また、被告は、二でみたとおり、本件注射を実施するにあたり、原告に対し、単に坐骨神経痛なので注射をすると説明しただけで、硬膜外ブロック注射を実施すること、その治療上の効果、注入薬品について特に説明しなかつたことが認められるが、患者に当該医療行為を受けるか否かを最終的に決定させるためには、当該医療行為の内容を詳細に説明する必要はなく、また医学的知識の十分でない患者に右医療行為の内容を説明しても理解を得ることが困難であつてかえつて無用の誤解を招く危険があるから、単に注射を実施すると説明するだけで十分であり、特に硬膜外ブロック注射を実施することやその使用する薬品を説明する必要はないといえるのであり、また被告は本件注射を実施するにあたり、原告に対し、坐骨神経痛なので注射すると説明したのであるから、原告は本件注射が坐骨神経痛の鎮痛を目的としていることを十分認識することができたといえるのであつて、被告が本件注射実施にあたり、右以上にことさら治療上の効果を明示的に説明する必要はないといえる。したがつて、被告が本件注射を実施するにあたり、原告に対し、単に坐骨神経痛なので注射をすると説明しただけで、硬膜外ブロック注射を実施すること、その治療上の効果、注入薬品について特に説明しなかつたことをもつて、説明義務に違反したものということはできない。

そうすると、被告に本件注射について説明をつくさなかった過失(説明義務違反)がある旨の原告の主張は結局失当である。

(二)  次に、責任原因二について検討する。

原告は、被告は、本件注射実施後の経過観察を全く行わず、かつ原告に生じた馬尾神経の麻痺に対する適切な措置をとらなかつた過失があり、右過失と馬尾神経の麻痺の固定化との間に因果関係があると主張する。

二でみたとおり、被告は、本件注射実施後約一〇分間そのままの状態で診察台に寝かせただけで診療室から退室させたと認められる。
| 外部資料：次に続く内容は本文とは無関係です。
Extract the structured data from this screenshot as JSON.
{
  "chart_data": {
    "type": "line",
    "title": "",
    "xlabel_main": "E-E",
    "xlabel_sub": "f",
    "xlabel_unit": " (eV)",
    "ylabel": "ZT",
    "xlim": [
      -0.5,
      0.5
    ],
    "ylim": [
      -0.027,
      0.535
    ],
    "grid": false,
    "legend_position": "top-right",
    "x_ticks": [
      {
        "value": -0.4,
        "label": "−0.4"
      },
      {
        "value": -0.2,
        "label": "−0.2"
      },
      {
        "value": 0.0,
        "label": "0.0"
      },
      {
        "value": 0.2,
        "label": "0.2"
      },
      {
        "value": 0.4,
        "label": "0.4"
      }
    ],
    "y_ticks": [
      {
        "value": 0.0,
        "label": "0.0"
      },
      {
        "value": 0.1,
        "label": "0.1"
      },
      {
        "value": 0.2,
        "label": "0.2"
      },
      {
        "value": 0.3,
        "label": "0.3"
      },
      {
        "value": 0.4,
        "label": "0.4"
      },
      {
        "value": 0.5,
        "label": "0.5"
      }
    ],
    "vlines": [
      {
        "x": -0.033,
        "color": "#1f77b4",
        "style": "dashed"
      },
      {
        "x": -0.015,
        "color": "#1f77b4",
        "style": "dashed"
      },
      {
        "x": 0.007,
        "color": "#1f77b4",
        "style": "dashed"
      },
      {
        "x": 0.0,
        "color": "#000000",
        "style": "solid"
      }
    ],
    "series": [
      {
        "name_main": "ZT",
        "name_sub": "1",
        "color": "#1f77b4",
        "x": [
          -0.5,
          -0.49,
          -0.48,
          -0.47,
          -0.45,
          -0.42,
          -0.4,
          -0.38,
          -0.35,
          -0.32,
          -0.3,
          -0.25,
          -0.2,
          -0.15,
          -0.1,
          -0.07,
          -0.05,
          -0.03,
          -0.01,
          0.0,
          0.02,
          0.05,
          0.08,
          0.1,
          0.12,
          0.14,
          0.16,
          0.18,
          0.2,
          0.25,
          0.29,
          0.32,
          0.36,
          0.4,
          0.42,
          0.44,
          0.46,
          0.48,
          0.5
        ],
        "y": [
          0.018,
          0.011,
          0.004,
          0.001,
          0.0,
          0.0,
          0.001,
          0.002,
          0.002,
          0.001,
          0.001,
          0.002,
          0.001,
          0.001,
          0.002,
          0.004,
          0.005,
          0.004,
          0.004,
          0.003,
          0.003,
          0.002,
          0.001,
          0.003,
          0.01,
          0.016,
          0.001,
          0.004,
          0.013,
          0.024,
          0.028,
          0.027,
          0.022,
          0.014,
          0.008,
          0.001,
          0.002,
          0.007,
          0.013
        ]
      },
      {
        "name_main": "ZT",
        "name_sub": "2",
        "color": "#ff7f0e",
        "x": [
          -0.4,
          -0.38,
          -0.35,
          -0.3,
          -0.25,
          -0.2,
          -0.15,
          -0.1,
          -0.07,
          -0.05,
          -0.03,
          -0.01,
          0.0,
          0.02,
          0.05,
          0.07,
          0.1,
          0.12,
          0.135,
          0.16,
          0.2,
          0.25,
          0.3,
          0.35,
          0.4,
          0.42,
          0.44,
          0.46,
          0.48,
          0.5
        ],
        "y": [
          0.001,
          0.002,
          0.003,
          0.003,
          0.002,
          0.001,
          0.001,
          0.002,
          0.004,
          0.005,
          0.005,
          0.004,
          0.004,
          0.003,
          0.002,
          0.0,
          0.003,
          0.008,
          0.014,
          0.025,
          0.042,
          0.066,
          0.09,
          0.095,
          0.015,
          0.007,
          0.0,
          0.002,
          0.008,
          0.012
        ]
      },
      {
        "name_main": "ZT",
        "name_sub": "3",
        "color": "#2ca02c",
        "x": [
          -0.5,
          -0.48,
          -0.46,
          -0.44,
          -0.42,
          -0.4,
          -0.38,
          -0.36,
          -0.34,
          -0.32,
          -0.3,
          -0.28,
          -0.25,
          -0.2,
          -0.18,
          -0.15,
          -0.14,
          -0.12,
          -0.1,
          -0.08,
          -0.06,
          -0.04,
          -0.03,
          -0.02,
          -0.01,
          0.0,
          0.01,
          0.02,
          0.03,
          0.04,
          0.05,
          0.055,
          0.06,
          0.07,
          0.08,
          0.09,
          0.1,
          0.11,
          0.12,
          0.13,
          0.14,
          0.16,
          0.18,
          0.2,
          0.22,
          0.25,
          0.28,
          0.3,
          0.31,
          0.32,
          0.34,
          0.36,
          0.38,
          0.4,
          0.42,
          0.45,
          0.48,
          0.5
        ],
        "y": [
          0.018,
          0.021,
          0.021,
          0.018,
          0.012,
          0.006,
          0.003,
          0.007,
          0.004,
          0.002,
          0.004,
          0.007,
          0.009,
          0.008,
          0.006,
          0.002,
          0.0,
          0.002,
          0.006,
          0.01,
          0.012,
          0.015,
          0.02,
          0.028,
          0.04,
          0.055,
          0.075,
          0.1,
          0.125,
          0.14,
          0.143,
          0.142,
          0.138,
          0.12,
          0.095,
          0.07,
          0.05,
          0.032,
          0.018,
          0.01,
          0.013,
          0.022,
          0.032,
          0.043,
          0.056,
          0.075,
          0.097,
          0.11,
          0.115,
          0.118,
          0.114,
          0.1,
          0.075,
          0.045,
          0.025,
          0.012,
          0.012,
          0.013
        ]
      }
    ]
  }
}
そして、〈証拠〉によれば、硬膜外麻酔を実施した場合には、麻酔剤が組織に吸収されるまでに約二〇分ないし三〇分間を要するところ、右麻酔剤が組織に吸収される以前に患者が体を動かした場合は、麻酔剤が意図した場所に集中せずに広範囲に広がり、麻痺が生じる範囲が意図した範囲を越えて広がる危険性があり、したがつて、硬膜外麻酔を実施した場合には実施後患者を約三〇分間安静にすることが妥当であることが認められる。これによれば、被告の右措置は妥当ではなかつたということができる。
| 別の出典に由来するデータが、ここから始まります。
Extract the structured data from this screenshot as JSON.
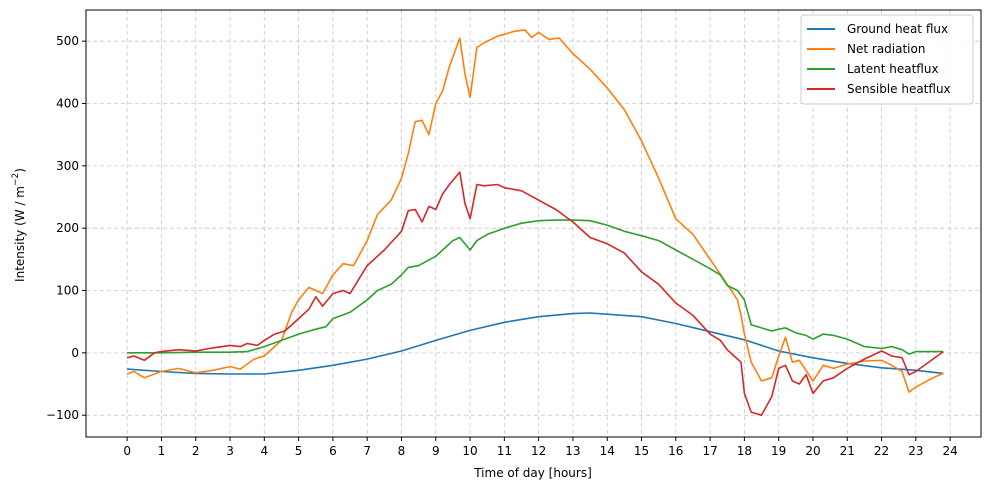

しかしながら、本件全証拠によつても、右被告の措置が前記原告の馬尾神経の麻痺に影響を与えたことを認めることはできず、かえつて、〈証拠〉によれば、少なくとも右被告の措置が前記原告の馬尾神経の麻痺に根本的な影響を与えてはいないことが認められるので、右被告の措置と本件症状との間の因果関係を認めることはできないというべきである。

したがつて、右原告の主張は失当である。

(三)  よつて、責任原因一の主張については各過失が、同二の主張については因果関係がそれぞれ認められないのであるから、この点についての原告の主張はいずれも理由がない。

五結論

以上の次第で、責任原因一、二の存在を前提とする原告の本訴請求は、その余の点について判断するまでもなく理由がないので、これを棄却することとし、訴訟費用の負担につき民訴法八九条を適用して、主文のとおり判決する。